I'm not sure if you're aware of it but there is a new but old kid on the hashing scene: Blake3 (https://github.com/BLAKE3-team/BLAKE3). Blake 1&2 were already impressive and adopted by many projects & apps but the Blake team has outdone itself this time. Blake3 has built-in multi-threading and is extremely fast. Multi-threading is a feature which except Blake2 only few and obscure algorithms have.
I can testify to their self-published benchmarks, based on my ongoing multi-threaded hashing development. In single-threading Blake3 beats the currently fastest DOpus internal algorithm SHA1 by leaps and bounds (300-310 MB/s vs 2.8 GB/s!), it's not even funny. And if I parallelize SHA1 with DOpus, cheat and perfectly optimize everything to SHA1's favor, only then SHA1 beats BLAKE3 but by a much smaller margin (4.8 GB/s max vs 2.8 GB/s) than vice versa.
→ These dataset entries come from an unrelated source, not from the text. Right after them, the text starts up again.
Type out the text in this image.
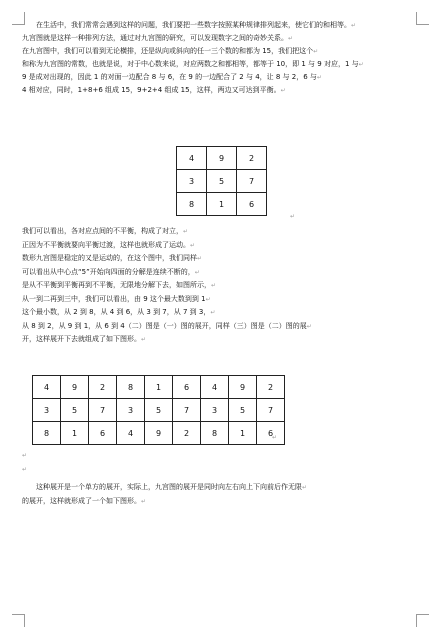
在生活中，我们常常会遇到这样的问题，我们要把一些数字按照某种规律排列起来，使它们的和相等。↵
九宫图就是这样一种排列方法，通过对九宫图的研究，可以发现数字之间的奇妙关系。↵
在九宫图中，我们可以看到无论横排，还是纵向或斜向的任一三个数的和都为 15，我们把这个↵
和称为九宫图的常数，也就是说，对于中心数来说，对应两数之和都相等，都等于 10，即 1 与 9 对应，1 与↵
9 是成对出现的，因此 1 的对面一边配合 8 与 6，在 9 的一边配合了 2 与 4，让 8 与 2，6 与↵
4 相对应，同时，1+8+6 组成 15，9+2+4 组成 15，这样，两边又可达到平衡。↵
4	9	2
3	5	7
8	1	6
↵
我们可以看出，各对应点间的不平衡，构成了对立，↵
正因为不平衡就要向平衡过渡，这样也就形成了运动。↵
数形九宫图是稳定的又是运动的，在这个图中，我们同样↵
可以看出从中心点“5”开始向四面的分解是连续不断的，↵
是从不平衡到平衡再到不平衡，无限地分解下去，如图所示，↵
从一到二再到三中，我们可以看出，由 9 这个最大数到到 1↵
这个最小数，从 2 到 8，从 4 到 6，从 3 到 7，从 7 到 3，↵
从 8 到 2，从 9 到 1，从 6 到 4（二）图是（一）图的展开，同样（三）图是（二）图的展↵
开，这样展开下去就组成了如下图形。↵
4	9	2	8	1	6	4	9	2
3	5	7	3	5	7	3	5	7
8	1	6	4	9	2	8	1	6
↵
↵
↵
这种展开是一个单方的展开，实际上，九宫图的展开是同时向左右向上下向前后作无限↵
的展开，这样就形成了一个如下图形。↵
SHA1 wins only because I cheat in its favor and in an extremely unlikely situation; I reach with SHA1 typically at best 1.5-1.6 GB/s in multi-threading. And of course SHA1 is built-in to DOpus, as opposed to my script spawning CMD.exe processes for BLAKE3.
Leo said in this thread that there's a bug with files > 512 MB in SHA256 implementation. I wonder if you would consider including Blake3 when you revisit that part of your codebase or in a future DO release. Their binary release is apparently compiled from Rust but the Github page has all the C source code and docs.
Don't let it bother you.
The C-implementation is not multi-threaded as Rust is, but because of the SIMD instructions and the algorithm (something with Merkel-trees) the hashing is CPU-internally parallelized. Note the speed benchmark is single-threaded and on my machine I see very little difference in speed even if I disable multi-threading with "--no-mmap".
As the Blake3's team results show in the image in OP, in single-threading Blake3 is far faster than SHA1, and only marginally slower than multi-threaded Blake3. My script can beat it only if I cheat and use 1 identical file per CPU thread so that no single thread takes much longer than the rest.